Volpini Suite: Laundresses (Les Laveuses)
1889
From the collection of Cleveland Museum of Art
1889
From the collection of Cleveland Museum of Art
Volpini Suite: Laundresses (Les Laveuses) is a 1889 by Paul Gauguin, a Impressionism work, held at Cleveland Museum of Art.
You see women washing clothes in a river. The women are dressed in traditional clothes. This painting is interesting because it shows Gauguin's inspiration from Japanese art, which was popular in France at the time, and how he used this influence to depict everyday life in a unique way. You can learn more about this style by looking at the work of another artist, such as Paul Gauguin.

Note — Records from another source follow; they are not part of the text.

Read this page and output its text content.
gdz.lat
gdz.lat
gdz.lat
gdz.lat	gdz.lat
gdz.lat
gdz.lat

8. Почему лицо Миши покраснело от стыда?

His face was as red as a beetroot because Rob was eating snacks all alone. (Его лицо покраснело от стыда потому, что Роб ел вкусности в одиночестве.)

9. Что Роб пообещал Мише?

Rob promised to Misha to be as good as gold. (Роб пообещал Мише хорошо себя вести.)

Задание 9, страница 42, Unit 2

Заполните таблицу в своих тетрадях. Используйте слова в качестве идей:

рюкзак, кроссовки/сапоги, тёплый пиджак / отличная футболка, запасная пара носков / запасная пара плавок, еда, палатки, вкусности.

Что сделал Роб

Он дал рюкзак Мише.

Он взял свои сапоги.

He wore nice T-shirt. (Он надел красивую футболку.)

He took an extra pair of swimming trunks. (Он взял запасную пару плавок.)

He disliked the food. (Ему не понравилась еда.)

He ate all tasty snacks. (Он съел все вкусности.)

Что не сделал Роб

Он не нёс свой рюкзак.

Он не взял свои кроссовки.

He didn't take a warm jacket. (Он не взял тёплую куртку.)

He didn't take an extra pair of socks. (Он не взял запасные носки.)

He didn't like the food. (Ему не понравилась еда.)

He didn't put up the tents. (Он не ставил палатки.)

Gauguin discovered an exotic, primitive culture in Brittany, a rugged region on the Atlantic coast in northwestern France. He then sought to translate into expressive forms the picturesque costumes, customs, and special spirituality of the peasants. The unusual point of view, the stylization of the frothing water, and the cropped cow at the lower left all betray the influence of Japanese woodblock prints, which became popular in France from the early 1860s. The twelve lithographs in this set, printed from zinc plates rather than stones, were Gauguin's first attempts at printmaking. To…
Read the full account in the museum source.
Eugène Henri Paul Gauguin (; French: ; 7 June 1848 – 8 May 1903) was a French painter, sculptor, printmaker, ceramist, and writer, whose work has been primarily associated with the Post-Impressionist and Symbolist movements.